У городских ворот продаются стеклянные глаза — голубые, серые, зеленые; можно купить даже разноцветную пару, но карие уже кончились. На лотках выставлены для продажи ордена, меховые шапки, солнечные очки, на одном — пластырь и перевязочные материалы. А на небе стоит истекающее кровью солнце. С утра и до вечера хотела бы я прыгать на одной ножке, туда и обратно, одна нога там, другая здесь: теперь уже всё здесь и там происходит одновременно, и я не могу этому нарадоваться. Я хотела бы вновь и вновь на нее бросаться,
Каждый день, чтобы удостовериться в необратимости происшедшего, я спускаюсь по своей улице до того места, где когда-то, еще до моста, она заканчивалась; там мостовую пересекает магическая линия, от которой что-то поднимается, наподобие прозрачной мембраны, и от самого низа тянется высоко вверх. Если подойти к этой мембране вплотную, слышишь особый звук. Может, когда-то тут без ущерба для себя и ползали — туда и назад — какие-то червячки, или муравьи, или улитки, оставляющие за собой скользкий след; может, ласточки зигзагом перелетали через зазубренный край; может, комариные стаи пробивались сквозь ячеи ограждения из колючей проволоки. А может, был только мертвый воздух вкруг мертвых облаков…
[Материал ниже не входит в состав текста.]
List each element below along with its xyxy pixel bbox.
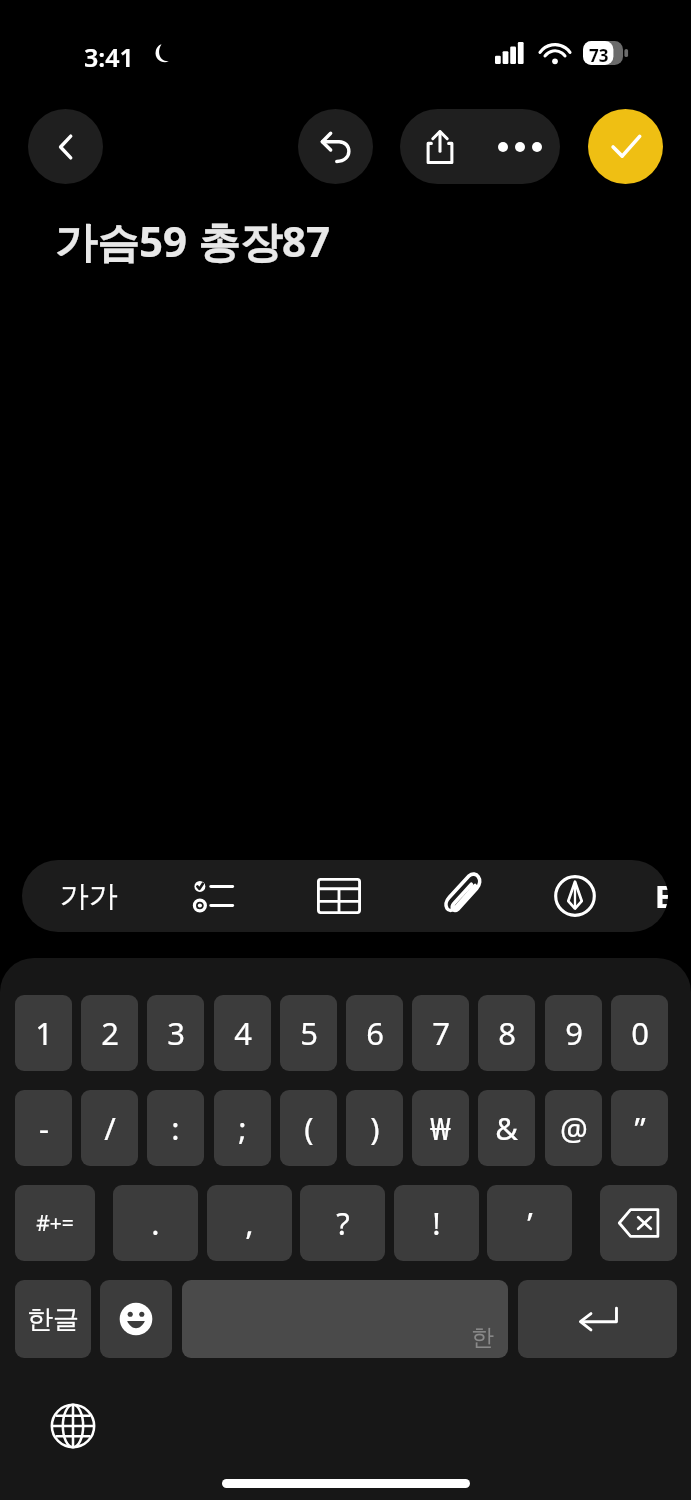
button[interactable]: 3 [147, 995, 204, 1071]
staticText: 가가 [60, 878, 118, 915]
staticText: 한 [471, 1323, 494, 1352]
button[interactable]: 5 [280, 995, 337, 1071]
staticText: 73 [589, 44, 609, 67]
button[interactable]: ’ [487, 1185, 572, 1261]
staticText: ’ [527, 1202, 533, 1244]
staticText: 2 [101, 1012, 119, 1054]
staticText: 3 [167, 1012, 185, 1054]
staticText: ₩ [430, 1107, 451, 1149]
staticText: & [495, 1107, 518, 1149]
button[interactable]: ! [394, 1185, 479, 1261]
staticText: 0 [631, 1012, 649, 1054]
button[interactable]: , [207, 1185, 292, 1261]
button[interactable]: Done [588, 109, 663, 184]
staticText: 3:41 [84, 40, 134, 74]
button[interactable]: 2 [81, 995, 138, 1071]
staticText: 1 [35, 1012, 53, 1054]
staticText: ! [432, 1202, 441, 1244]
button[interactable]: ? [300, 1185, 385, 1261]
staticText: 가슴59 총장87 [55, 212, 331, 269]
staticText: ” [634, 1107, 646, 1149]
button[interactable]: 0 [611, 995, 668, 1071]
button[interactable]: 1 [15, 995, 72, 1071]
button[interactable]: 가가 [34, 860, 144, 932]
button[interactable]: . [113, 1185, 198, 1261]
staticText: ) [370, 1107, 380, 1149]
button[interactable]: 9 [545, 995, 602, 1071]
button[interactable]: 8 [478, 995, 535, 1071]
button[interactable]: / [81, 1090, 138, 1166]
staticText: #+= [36, 1209, 74, 1238]
staticText: . [151, 1202, 160, 1244]
staticText: 9 [565, 1012, 583, 1054]
button[interactable]: Checklist [160, 860, 270, 932]
staticText: ? [336, 1202, 350, 1244]
staticText: ; [238, 1107, 247, 1149]
button[interactable]: ” [611, 1090, 668, 1166]
staticText: - [39, 1107, 49, 1149]
button[interactable]: #+= [15, 1185, 95, 1261]
button[interactable]: Table [284, 860, 394, 932]
button[interactable]: @ [545, 1090, 602, 1166]
staticText: 7 [432, 1012, 450, 1054]
staticText: 한글 [27, 1303, 79, 1336]
staticText: @ [560, 1107, 588, 1149]
staticText: , [245, 1202, 254, 1244]
button[interactable]: : [147, 1090, 204, 1166]
button[interactable]: More options [480, 109, 560, 184]
button[interactable]: - [15, 1090, 72, 1166]
staticText: 8 [498, 1012, 516, 1054]
button[interactable]: Share [400, 109, 480, 184]
button[interactable]: Change keyboard language [47, 1400, 99, 1452]
button[interactable]: ) [346, 1090, 403, 1166]
staticText: / [104, 1107, 116, 1149]
button[interactable]: & [478, 1090, 535, 1166]
button[interactable]: Backspace [600, 1185, 677, 1261]
button[interactable]: 6 [346, 995, 403, 1071]
staticText: 4 [234, 1012, 252, 1054]
button[interactable]: Markup [520, 860, 630, 932]
staticText: 5 [300, 1012, 318, 1054]
button[interactable]: 4 [214, 995, 271, 1071]
button[interactable]: ₩ [412, 1090, 469, 1166]
staticText: ( [304, 1107, 314, 1149]
button[interactable]: ; [214, 1090, 271, 1166]
staticText: : [171, 1107, 180, 1149]
button[interactable]: 한글 [15, 1280, 91, 1358]
button[interactable]: Attach [408, 860, 518, 932]
staticText: 6 [366, 1012, 384, 1054]
button[interactable]: 7 [412, 995, 469, 1071]
button[interactable]: Back [28, 109, 103, 184]
button[interactable]: ( [280, 1090, 337, 1166]
button[interactable]: Undo [298, 109, 373, 184]
staticText: E [655, 876, 668, 917]
button[interactable]: Emoji [100, 1280, 172, 1358]
button[interactable]: Return [518, 1280, 677, 1358]
button[interactable]: Space [182, 1280, 508, 1358]
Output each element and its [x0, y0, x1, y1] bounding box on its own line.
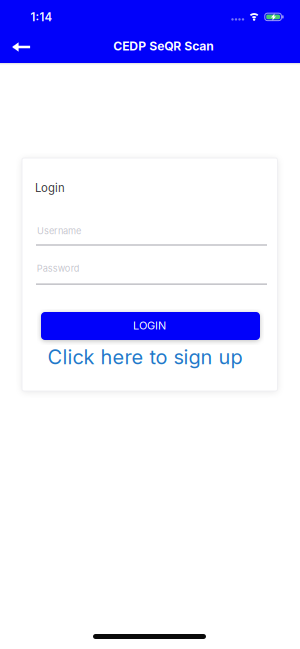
staticText: Click here to sign up: [48, 345, 242, 369]
staticText: LOGIN: [133, 319, 166, 332]
staticText: Username: [37, 225, 81, 236]
staticText: Login: [35, 181, 65, 195]
staticText: Password: [37, 263, 80, 274]
staticText: CEDP SeQR Scan: [113, 39, 214, 53]
staticText: 1:14: [31, 10, 53, 24]
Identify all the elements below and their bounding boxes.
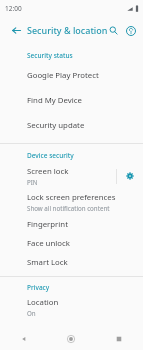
button[interactable]: Recent apps	[95, 328, 143, 350]
button[interactable]: Screen lock settings	[117, 163, 143, 189]
button[interactable]: Face unlock	[0, 234, 143, 253]
staticText: Security & location	[27, 24, 108, 36]
staticText: Face unlock	[27, 238, 70, 249]
staticText: Show all notification content	[27, 204, 110, 212]
button[interactable]: Security update	[0, 113, 143, 138]
button[interactable]: Location	[0, 295, 143, 319]
button[interactable]: Search	[106, 23, 121, 38]
staticText: Smart Lock	[27, 257, 68, 268]
staticText: On	[27, 309, 36, 317]
button[interactable]: Help	[123, 23, 138, 38]
staticText: Google Play Protect	[27, 70, 99, 81]
staticText: Fingerprint	[27, 219, 68, 230]
staticText: Device security	[27, 151, 74, 160]
staticText: Security update	[27, 120, 85, 131]
button[interactable]: Google Play Protect	[0, 63, 143, 88]
button[interactable]: Home	[47, 328, 95, 350]
staticText: Find My Device	[27, 95, 82, 106]
button[interactable]: Smart Lock	[0, 253, 143, 272]
button[interactable]: Find My Device	[0, 88, 143, 113]
button[interactable]: Back	[0, 328, 47, 350]
staticText: 12:00	[5, 4, 22, 13]
staticText: Location	[27, 297, 59, 308]
button[interactable]: Back	[9, 23, 23, 37]
staticText: PIN	[27, 178, 38, 186]
staticText: Screen lock	[27, 166, 69, 177]
staticText: Lock screen preferences	[27, 192, 116, 203]
button[interactable]: Lock screen preferences	[0, 189, 143, 215]
staticText: Privacy	[27, 283, 50, 292]
staticText: Security status	[27, 51, 73, 60]
button[interactable]: Fingerprint	[0, 215, 143, 234]
button[interactable]: Screen lock	[0, 163, 116, 189]
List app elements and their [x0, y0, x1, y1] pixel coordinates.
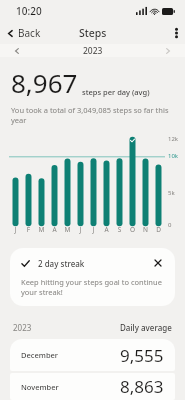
staticText: 10:20 [16, 4, 42, 18]
staticText: Daily average [120, 322, 172, 333]
staticText: A [100, 225, 113, 234]
button[interactable]: Back [0, 23, 49, 43]
staticText: J [74, 225, 87, 234]
staticText: December [21, 350, 59, 360]
button[interactable]: November [10, 373, 175, 400]
staticText: Steps [79, 26, 107, 40]
staticText: 2023 [83, 45, 103, 57]
button[interactable]: Previous year [0, 45, 34, 57]
staticText: You took a total of 3,049,085 steps so f… [11, 105, 174, 125]
staticText: 12k [168, 135, 179, 143]
staticText: Keep hitting your steps goal to continue… [21, 277, 164, 297]
staticText: steps per day (avg) [82, 87, 150, 97]
staticText: M [35, 225, 48, 234]
button[interactable]: December [10, 339, 175, 371]
staticText: A [48, 225, 61, 234]
staticText: J [87, 225, 100, 234]
button[interactable]: 2 day streak [10, 248, 175, 306]
staticText: 5k [168, 189, 175, 197]
staticText: D [152, 225, 165, 234]
staticText: 10k [168, 152, 179, 160]
staticText: November [21, 382, 59, 392]
staticText: 8,863 [120, 375, 164, 398]
staticText: Back [18, 26, 41, 40]
staticText: 2 day streak [38, 258, 85, 269]
staticText: F [22, 225, 35, 234]
staticText: 2023 [13, 322, 32, 333]
staticText: J [9, 225, 22, 234]
staticText: O [126, 225, 139, 234]
staticText: 9,555 [120, 344, 164, 367]
button[interactable]: Next year [151, 45, 185, 57]
staticText: 8,967 [11, 65, 78, 100]
button[interactable]: More options [168, 23, 185, 43]
staticText: N [139, 225, 152, 234]
staticText: 0 [168, 221, 172, 229]
staticText: M [61, 225, 74, 234]
staticText: S [113, 225, 126, 234]
button[interactable]: Dismiss [152, 257, 164, 269]
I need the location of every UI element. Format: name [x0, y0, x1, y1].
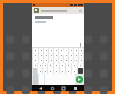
button[interactable]	[54, 58, 58, 63]
button[interactable]	[64, 53, 68, 58]
button[interactable]	[38, 63, 42, 68]
button[interactable]	[39, 58, 43, 63]
button[interactable]	[66, 68, 71, 74]
button[interactable]: Recents	[61, 86, 66, 91]
button[interactable]	[43, 63, 47, 68]
button[interactable]	[54, 68, 59, 74]
button[interactable]: Back	[38, 86, 43, 91]
button[interactable]: Home	[50, 86, 55, 91]
button[interactable]: App icon	[32, 7, 84, 14]
button[interactable]	[60, 63, 65, 68]
other: App icon	[34, 8, 39, 13]
button[interactable]: Menu	[73, 86, 78, 91]
button[interactable]	[44, 48, 48, 53]
button[interactable]	[64, 58, 68, 63]
button[interactable]	[44, 58, 48, 63]
button[interactable]	[79, 58, 83, 63]
button[interactable]	[60, 68, 65, 74]
button[interactable]	[72, 68, 77, 74]
button[interactable]	[64, 48, 68, 53]
button[interactable]	[33, 53, 38, 58]
button[interactable]	[54, 48, 58, 53]
button[interactable]	[59, 53, 63, 58]
button[interactable]	[69, 58, 73, 63]
button[interactable]	[33, 63, 37, 68]
button[interactable]: Send	[76, 76, 83, 83]
button[interactable]	[49, 58, 53, 63]
button[interactable]	[59, 48, 63, 53]
button[interactable]	[43, 68, 47, 74]
button[interactable]	[74, 58, 78, 63]
button[interactable]	[33, 48, 38, 53]
button[interactable]	[39, 53, 43, 58]
button[interactable]	[38, 68, 42, 74]
button[interactable]	[78, 63, 83, 68]
button[interactable]	[79, 48, 83, 53]
button[interactable]	[39, 48, 43, 53]
button[interactable]	[54, 53, 58, 58]
button[interactable]	[74, 48, 78, 53]
button[interactable]	[72, 63, 77, 68]
button[interactable]	[49, 48, 53, 53]
button[interactable]	[69, 53, 73, 58]
button[interactable]	[33, 58, 38, 63]
button[interactable]	[54, 63, 59, 68]
button[interactable]	[79, 53, 83, 58]
button[interactable]	[49, 53, 53, 58]
button[interactable]	[74, 53, 78, 58]
button[interactable]	[44, 53, 48, 58]
button[interactable]	[69, 48, 73, 53]
button[interactable]	[59, 58, 63, 63]
button[interactable]	[66, 63, 71, 68]
button[interactable]: Backspace	[78, 68, 83, 74]
button[interactable]	[48, 63, 53, 68]
button[interactable]	[48, 68, 53, 74]
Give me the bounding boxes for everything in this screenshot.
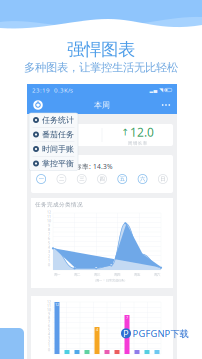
staticText: 12: [55, 302, 59, 307]
staticText: 0: [48, 348, 50, 352]
staticText: 1: [48, 258, 50, 263]
staticText: 0: [48, 262, 50, 267]
staticText: 3: [48, 249, 50, 254]
staticText: 1: [48, 344, 50, 348]
staticText: 12: [47, 210, 51, 214]
staticText: 2: [48, 340, 50, 344]
button[interactable]: 三: [72, 172, 92, 186]
staticText: 六: [140, 176, 145, 182]
button[interactable]: 任务统计: [29, 113, 78, 127]
staticText: 6: [48, 236, 50, 241]
staticText: 任务完成分类情况: [35, 201, 83, 208]
staticText: P: [123, 327, 129, 340]
staticText: 四: [100, 176, 104, 182]
button[interactable]: 番茄任务: [29, 128, 78, 142]
staticText: 11: [47, 304, 51, 308]
staticText: 番茄任务: [42, 130, 74, 140]
staticText: 5: [48, 328, 50, 332]
staticText: 周增长率: [128, 140, 148, 146]
staticText: 6: [48, 324, 50, 328]
staticText: 强悍图表: [67, 39, 135, 60]
staticText: 掌控平衡: [42, 158, 74, 169]
staticText: 周四: [114, 272, 120, 277]
staticText: 五: [120, 176, 125, 182]
staticText: 3: [48, 336, 50, 340]
staticText: 周二: [74, 272, 80, 277]
staticText: 周六: [154, 272, 160, 277]
staticText: 三: [79, 176, 84, 182]
staticText: 周三: [94, 272, 100, 277]
staticText: ◥: [159, 87, 163, 93]
staticText: 12: [47, 300, 51, 304]
staticText: 任务统计图表: [33, 115, 69, 122]
staticText: 多种图表，让掌控生活无比轻松: [24, 60, 178, 75]
staticText: 二: [59, 176, 64, 182]
staticText: 10: [47, 219, 51, 223]
staticText: 达标率: 14.3%: [68, 162, 113, 171]
staticText: 4: [48, 332, 50, 336]
button[interactable]: 时间手账: [29, 142, 78, 156]
staticText: 7: [48, 232, 50, 236]
staticText: 一: [39, 176, 44, 182]
staticText: 9: [48, 312, 50, 316]
staticText: 任务统计: [42, 115, 74, 125]
staticText: 周一: [54, 272, 60, 277]
button[interactable]: 五: [112, 172, 132, 186]
staticText: 时间手账: [42, 144, 74, 154]
staticText: ↑: [121, 127, 129, 138]
staticText: 11: [47, 214, 51, 219]
staticText: 23:19 0.3K/s: [32, 86, 73, 94]
staticText: 日: [160, 176, 165, 182]
staticText: 2: [48, 254, 50, 258]
button[interactable]: 掌控平衡: [29, 156, 78, 170]
staticText: 本周均值: [56, 140, 76, 146]
staticText: （周一 ~ 日常完成任务）: [93, 278, 127, 282]
staticText: ▂▄: [150, 87, 158, 93]
staticText: 12.0: [130, 124, 154, 140]
staticText: 本周: [94, 100, 110, 110]
staticText: 5: [48, 240, 50, 245]
staticText: 9: [48, 223, 50, 228]
staticText: 8: [48, 227, 50, 232]
button[interactable]: 四: [92, 172, 112, 186]
button[interactable]: 六: [132, 172, 153, 186]
staticText: 7: [48, 320, 50, 324]
button[interactable]: Profile: [30, 96, 46, 114]
staticText: 7: [126, 315, 128, 320]
staticText: 完成次数: 7次: [35, 163, 65, 170]
staticText: 10: [47, 308, 51, 312]
button[interactable]: 一: [31, 172, 51, 186]
button[interactable]: 二: [51, 172, 72, 186]
staticText: 8: [48, 316, 50, 320]
staticText: PGFGNP下载: [132, 327, 188, 340]
button[interactable]: 日: [153, 172, 173, 186]
button[interactable]: More: [158, 96, 174, 114]
staticText: 1.71: [54, 124, 78, 140]
staticText: 4: [96, 327, 98, 332]
staticText: 周五: [134, 272, 140, 277]
staticText: 4: [48, 245, 50, 250]
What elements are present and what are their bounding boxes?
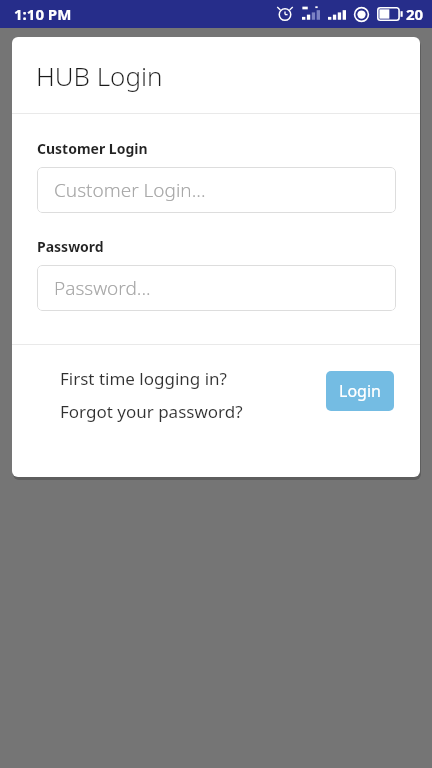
staticText: Customer Login bbox=[37, 139, 148, 158]
button[interactable]: Password... bbox=[37, 265, 396, 311]
button[interactable]: Forgot your password? bbox=[60, 400, 243, 423]
button[interactable]: Customer Login... bbox=[37, 167, 396, 213]
staticText: HUB Login bbox=[36, 58, 163, 93]
staticText: 1:10 PM bbox=[14, 4, 72, 24]
staticText: Password... bbox=[54, 275, 151, 301]
button[interactable]: First time logging in? bbox=[60, 367, 227, 390]
staticText: Login bbox=[339, 380, 381, 402]
button[interactable]: Login bbox=[326, 371, 394, 411]
staticText: Password bbox=[37, 237, 104, 256]
staticText: Customer Login... bbox=[54, 177, 206, 203]
staticText: 20 bbox=[406, 4, 424, 24]
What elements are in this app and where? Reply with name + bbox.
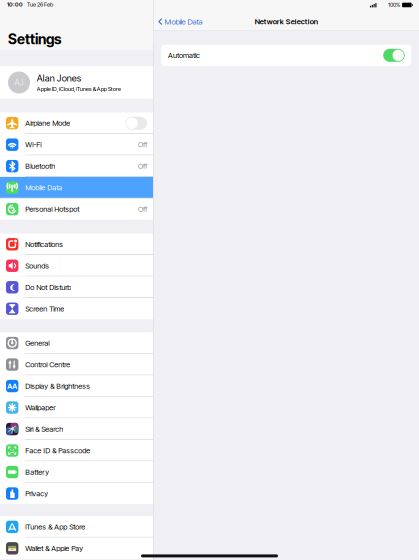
button[interactable]: Privacy bbox=[0, 483, 153, 504]
staticText: Network Selection bbox=[255, 17, 318, 26]
staticText: Airplane Mode bbox=[25, 119, 70, 128]
staticText: Mobile Data bbox=[25, 183, 62, 192]
button[interactable]: Notifications bbox=[0, 234, 153, 255]
button[interactable]: General bbox=[0, 332, 153, 354]
button[interactable]: iTunes & App Store bbox=[0, 516, 153, 538]
staticText: Bluetooth bbox=[25, 162, 55, 171]
button[interactable]: Wi-Fi bbox=[0, 134, 153, 155]
staticText: 100% bbox=[388, 1, 400, 8]
button[interactable]: Automatic bbox=[161, 45, 412, 66]
staticText: Wallpaper bbox=[25, 403, 55, 412]
staticText: AJ bbox=[14, 78, 24, 87]
button[interactable]: Sounds bbox=[0, 255, 153, 276]
staticText: Mobile Data bbox=[164, 17, 202, 26]
staticText: Privacy bbox=[25, 489, 48, 498]
staticText: Apple ID, iCloud, iTunes & App Store bbox=[37, 85, 121, 92]
staticText: 10:00 bbox=[7, 1, 23, 8]
button[interactable]: Control Centre bbox=[0, 354, 153, 375]
button[interactable]: Do Not Disturb bbox=[0, 276, 153, 298]
staticText: Display & Brightness bbox=[25, 382, 90, 390]
staticText: AA bbox=[7, 382, 17, 390]
button[interactable]: Wallpaper bbox=[0, 397, 153, 418]
button[interactable]: Bluetooth bbox=[0, 155, 153, 177]
staticText: iTunes & App Store bbox=[25, 522, 85, 531]
staticText: Sounds bbox=[25, 261, 49, 270]
staticText: Face ID & Passcode bbox=[25, 446, 90, 455]
staticText: General bbox=[25, 338, 49, 348]
staticText: Do Not Disturb bbox=[25, 283, 71, 292]
staticText: Control Centre bbox=[25, 360, 70, 369]
staticText: Settings bbox=[8, 30, 61, 48]
staticText: Alan Jones bbox=[37, 73, 81, 84]
staticText: Off bbox=[138, 162, 147, 171]
button[interactable]: Personal Hotspot bbox=[0, 198, 153, 220]
staticText: Screen Time bbox=[25, 304, 64, 313]
staticText: Off bbox=[138, 205, 147, 214]
button[interactable]: Mobile Data bbox=[0, 177, 153, 198]
button[interactable]: Battery bbox=[0, 461, 153, 483]
staticText: Battery bbox=[25, 468, 49, 476]
staticText: Notifications bbox=[25, 240, 63, 249]
staticText: Personal Hotspot bbox=[25, 205, 79, 214]
staticText: Wallet & Apple Pay bbox=[25, 544, 83, 553]
button[interactable]: Mobile Data bbox=[154, 13, 202, 30]
staticText: Off bbox=[138, 140, 147, 149]
button[interactable]: AA bbox=[0, 375, 153, 397]
button[interactable]: Screen Time bbox=[0, 298, 153, 320]
staticText: Siri & Search bbox=[25, 424, 63, 434]
staticText: Automatic bbox=[168, 51, 200, 60]
button[interactable]: Airplane Mode bbox=[0, 112, 153, 134]
staticText: Wi-Fi bbox=[25, 140, 41, 149]
button[interactable]: Siri & Search bbox=[0, 418, 153, 440]
button[interactable]: Wallet & Apple Pay bbox=[0, 538, 153, 559]
staticText: Tue 26 Feb bbox=[27, 1, 53, 8]
button[interactable]: AJ bbox=[0, 66, 153, 99]
button[interactable]: Face ID & Passcode bbox=[0, 440, 153, 461]
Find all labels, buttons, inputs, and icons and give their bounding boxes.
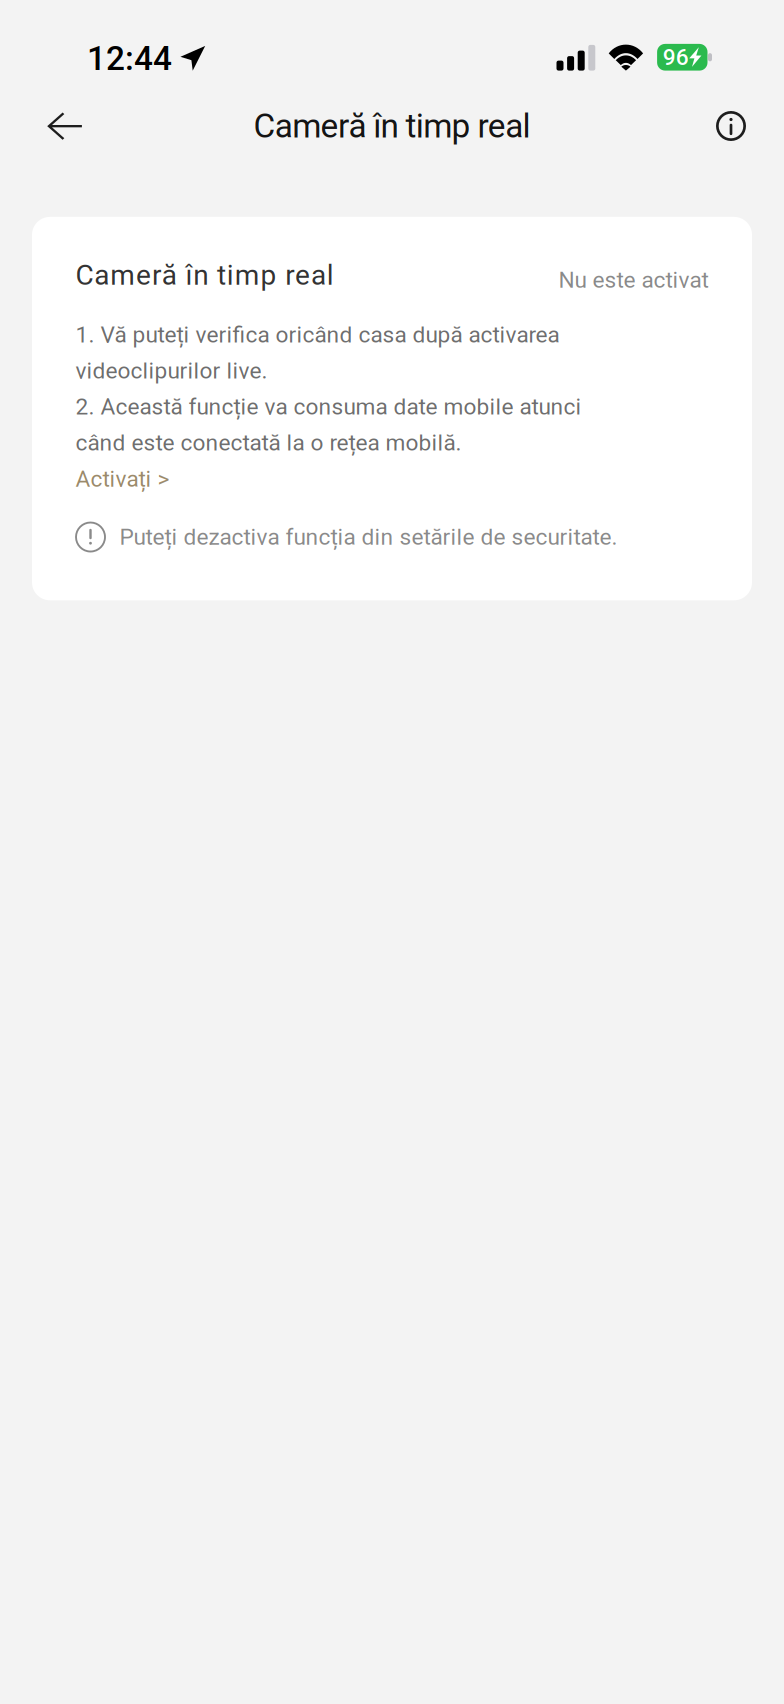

Кто-то должен рассказывать мне мою историю, снова и снова: она и дети подъехали сюда на машине одного друга; им пришлось выйти из машины, и потом они долго стояли здесь; где-то на периферии ее сознания витала мысль, что она — мать этих детей, та женщина, на чье имя выписаны документы, необходимые для пересечения границы. Она стояла тут, будто не она сама, а другая, хоть и могла бы описать каждое движение чужих рук: и как рука подносит зеркальце, чтоб заглянуть под автомобиль, и как хватается за чемоданы, сумки, бумаги, и как встряхивает куклу Фелины, и как роется в вещах, что-то простукивает и освещает фонариком, и как толкает плечо Георга, чтобы он отошел в сторону. Потом — посадка в вагон, глухое молчанье детей, и, кажется, серое набрякшее влагой небо: холодное, клочьями свисающее сверху. Через мгновение: ее прибытие, неожиданно для нее, стало свершившимся фактом — а все, что случилось прежде, происходило как бы не с ней. Она не без сожаления призналась себе в том, что в этом решающем для ее жизни событии сама, по сути, и не участвовала. Но потом она все же что-то почувствовала — какую-то боль, боль любви; ей хотелось броситься в ноги своим детям — с этой любовью, приносящей страдание, — как будто и дети ее стали другими, как будто их только что объявили сиротами.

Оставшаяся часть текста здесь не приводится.